A tree of damp places


At this time of the year the riverside alders often hold chattering flocks of siskins and redpolls, noisy affairs that pull your gaze to the outermost branches and to the fidgety silhouettes of these small finches. The tree itself has a ‘twiggy’ silhouette and, with its characteristic female cones, can appear somewhat fuzzy around the edges.

Alders are often encountered in riverine surroundings, either along the river banks themselves or on the damp ground that occurs where fen and carr sit nearby. You might think that this suggests an association with waterlogged ground but this is not the case. Alder is more particular in its habits and favours ‘flushed’ soils, i.e. those where there is a movement of water through the soil. Riverside soils provide these conditions, as do spring-lines and similar features elsewhere.

We have a fair bit of alder on the Nunnery Lakes Reserve in Thetford, where it is sometimes cut as part of the wider management of the site. The timber is white when freshly cut but quickly takes on an orange-red colouration through the process of oxidisation. Interestingly, it made ideal charcoal for the production of gunpowder and this may explain the presence of planted alder woods close to sites where gunpowder used to be produced. The timber has also been used in the framework supporting the banks of canals, in the handles of farm and garden tools and as lure for woodworm. Although found across the whole of Norfolk, alder is more common in the east of the county, where it has traditionally been viewed as the first coloniser of early successional habitats.

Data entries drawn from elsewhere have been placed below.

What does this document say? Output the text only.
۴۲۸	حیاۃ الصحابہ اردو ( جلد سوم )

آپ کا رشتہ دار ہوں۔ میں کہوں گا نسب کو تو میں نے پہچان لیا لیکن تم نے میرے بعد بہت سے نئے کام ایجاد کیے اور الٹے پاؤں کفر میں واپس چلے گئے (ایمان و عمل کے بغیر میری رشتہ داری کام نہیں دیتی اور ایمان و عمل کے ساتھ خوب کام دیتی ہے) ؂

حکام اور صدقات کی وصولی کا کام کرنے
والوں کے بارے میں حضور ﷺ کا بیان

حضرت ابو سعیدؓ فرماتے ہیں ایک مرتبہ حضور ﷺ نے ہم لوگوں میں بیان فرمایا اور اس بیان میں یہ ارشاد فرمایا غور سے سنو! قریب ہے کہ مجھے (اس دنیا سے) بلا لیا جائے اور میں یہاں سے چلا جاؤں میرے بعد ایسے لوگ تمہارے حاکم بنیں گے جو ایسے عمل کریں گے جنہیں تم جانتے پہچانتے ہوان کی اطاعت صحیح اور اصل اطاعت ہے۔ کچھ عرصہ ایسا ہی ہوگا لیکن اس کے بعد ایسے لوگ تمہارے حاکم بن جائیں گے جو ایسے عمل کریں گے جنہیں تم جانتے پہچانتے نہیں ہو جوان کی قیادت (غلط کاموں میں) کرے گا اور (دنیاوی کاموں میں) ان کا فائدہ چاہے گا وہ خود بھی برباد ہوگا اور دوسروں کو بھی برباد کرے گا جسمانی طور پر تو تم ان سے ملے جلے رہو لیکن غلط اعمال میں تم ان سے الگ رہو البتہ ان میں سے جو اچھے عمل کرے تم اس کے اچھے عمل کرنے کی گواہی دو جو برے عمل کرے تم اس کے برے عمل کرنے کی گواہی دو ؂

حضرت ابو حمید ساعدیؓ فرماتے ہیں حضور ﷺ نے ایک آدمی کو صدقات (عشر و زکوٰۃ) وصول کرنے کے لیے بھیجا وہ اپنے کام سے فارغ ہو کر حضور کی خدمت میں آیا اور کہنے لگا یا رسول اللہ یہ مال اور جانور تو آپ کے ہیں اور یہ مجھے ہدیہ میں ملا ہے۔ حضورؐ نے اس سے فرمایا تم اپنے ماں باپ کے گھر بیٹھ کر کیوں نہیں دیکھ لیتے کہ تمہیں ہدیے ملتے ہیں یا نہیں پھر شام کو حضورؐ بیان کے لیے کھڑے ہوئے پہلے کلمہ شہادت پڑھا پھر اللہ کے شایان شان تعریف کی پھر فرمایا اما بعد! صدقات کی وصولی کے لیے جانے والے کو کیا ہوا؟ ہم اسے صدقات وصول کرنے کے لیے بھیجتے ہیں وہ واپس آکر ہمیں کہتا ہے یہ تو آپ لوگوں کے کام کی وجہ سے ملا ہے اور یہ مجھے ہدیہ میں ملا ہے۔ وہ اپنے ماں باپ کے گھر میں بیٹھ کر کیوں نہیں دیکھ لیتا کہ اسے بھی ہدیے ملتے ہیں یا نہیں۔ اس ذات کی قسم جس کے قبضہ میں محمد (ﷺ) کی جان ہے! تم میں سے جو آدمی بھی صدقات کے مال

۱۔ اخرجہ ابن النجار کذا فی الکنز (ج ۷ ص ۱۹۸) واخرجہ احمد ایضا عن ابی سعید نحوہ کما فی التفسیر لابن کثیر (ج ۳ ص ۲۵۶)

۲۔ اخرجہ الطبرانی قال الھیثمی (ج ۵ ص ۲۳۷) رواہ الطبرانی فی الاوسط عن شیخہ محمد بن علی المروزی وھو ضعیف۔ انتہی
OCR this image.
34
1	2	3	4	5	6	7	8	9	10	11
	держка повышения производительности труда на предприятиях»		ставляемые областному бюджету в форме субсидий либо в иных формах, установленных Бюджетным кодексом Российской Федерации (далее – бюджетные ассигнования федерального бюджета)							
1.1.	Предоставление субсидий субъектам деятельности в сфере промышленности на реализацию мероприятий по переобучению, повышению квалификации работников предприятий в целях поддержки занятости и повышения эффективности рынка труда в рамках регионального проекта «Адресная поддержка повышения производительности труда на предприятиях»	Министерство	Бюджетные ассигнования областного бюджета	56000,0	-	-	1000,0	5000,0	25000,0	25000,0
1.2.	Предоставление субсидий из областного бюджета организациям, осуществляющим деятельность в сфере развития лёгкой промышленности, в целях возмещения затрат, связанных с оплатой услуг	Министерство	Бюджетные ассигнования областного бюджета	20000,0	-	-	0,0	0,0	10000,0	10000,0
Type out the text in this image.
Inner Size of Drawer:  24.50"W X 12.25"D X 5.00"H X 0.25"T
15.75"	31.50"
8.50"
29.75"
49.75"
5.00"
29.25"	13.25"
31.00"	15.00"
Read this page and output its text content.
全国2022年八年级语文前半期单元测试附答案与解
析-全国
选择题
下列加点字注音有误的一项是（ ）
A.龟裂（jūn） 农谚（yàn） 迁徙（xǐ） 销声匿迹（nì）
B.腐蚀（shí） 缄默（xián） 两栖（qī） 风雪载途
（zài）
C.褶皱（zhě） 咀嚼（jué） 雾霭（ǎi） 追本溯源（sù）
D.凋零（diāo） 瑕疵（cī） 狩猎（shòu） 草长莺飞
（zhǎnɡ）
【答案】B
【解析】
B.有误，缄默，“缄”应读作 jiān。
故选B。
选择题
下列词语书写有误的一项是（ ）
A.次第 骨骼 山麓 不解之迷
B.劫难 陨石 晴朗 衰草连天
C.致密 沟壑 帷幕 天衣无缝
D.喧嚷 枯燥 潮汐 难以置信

Alder is a tree whose shade I enjoy in the summer, when sat by the river, or whose rough bark I scour for insects and spiders throughout the warmer months. During the winter it is the crown of the tree that I watch, scanning for finches that have come to feed on the tiny seeds, held within rather delicate and open-looking cones. I can remember cursing these cones as a child as it was all too easy to leave a fishing line entangled within their grasp. Compared to other trees (think of oak, yew and elm) the alder does not attract that much attention and it remains a largely overlooked part of our countryside. This is a real shame because I think that the alder has a strong character, in part defined by its waterside habits but also by its twisting branches, thick mass of smaller twigs and rich-coloured catkins. The tree did catch the news a few years ago, however, when a Phytophthora fungus was found to have killed roughly one in ten trees over parts of Wales and southern England.